A glass enjoyed with a zucchetti gratin with Gorgonzola
What a world of vinophile boredom I have fallen into! I skim the ratings in the Wein-Plus wine guide and all my prejudices are confirmed: "passable (74), decent (75), passable (72), passable (72), good (79)" and a single "very good (83)". Finally, I find the ultimate verdict in the forum archive: "Portugieser is the traditional bread-and-butter wine..... Sure, there are also quite good ones, but actually..." the world doesn't need it.

Back to my own experience: the wine went well with the not simple but concise meal, even though it was not butterbread. In fact, it was an excellent match. And when I think about it in retrospect, hardly any other wine would have gone so well with it. The Portugieser was simply brilliant.
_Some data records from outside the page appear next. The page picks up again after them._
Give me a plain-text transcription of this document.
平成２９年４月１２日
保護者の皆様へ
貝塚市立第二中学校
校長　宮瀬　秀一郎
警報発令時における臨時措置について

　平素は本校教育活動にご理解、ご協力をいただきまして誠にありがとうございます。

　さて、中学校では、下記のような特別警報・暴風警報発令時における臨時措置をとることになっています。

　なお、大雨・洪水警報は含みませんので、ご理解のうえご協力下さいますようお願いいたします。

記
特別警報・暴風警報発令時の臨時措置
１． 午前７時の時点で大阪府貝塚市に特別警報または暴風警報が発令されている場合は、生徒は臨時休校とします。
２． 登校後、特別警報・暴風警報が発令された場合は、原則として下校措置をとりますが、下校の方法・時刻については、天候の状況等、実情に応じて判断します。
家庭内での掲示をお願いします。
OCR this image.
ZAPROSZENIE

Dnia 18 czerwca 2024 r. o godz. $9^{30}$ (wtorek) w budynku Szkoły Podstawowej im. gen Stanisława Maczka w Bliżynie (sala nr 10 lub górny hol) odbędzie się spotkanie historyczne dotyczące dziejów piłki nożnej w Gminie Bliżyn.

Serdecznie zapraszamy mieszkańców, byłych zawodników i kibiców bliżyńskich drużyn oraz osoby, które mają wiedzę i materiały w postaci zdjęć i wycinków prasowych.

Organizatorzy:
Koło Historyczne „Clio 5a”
This morning, when the neighbour passed my house, I asked him for the bottle and - if available - for the rest of the wine. And so it happens that early in the morning, it is not yet eight o'clock, I have already emptied a glass. And I am still looking for the "mild and fruity red wine with soft tannins and a pleasant scent of violets". In contrast, I find a wine that is low in acidity but still strong, which goes well with blue cheese and - more and more clearly - shows its peppery note. With this judgement, I probably belong to a minority, just as the Portugieser and the Saale-Unstrut are minorities in the wine world. But I have always had a "heart" for minorities, because they are easily underestimated.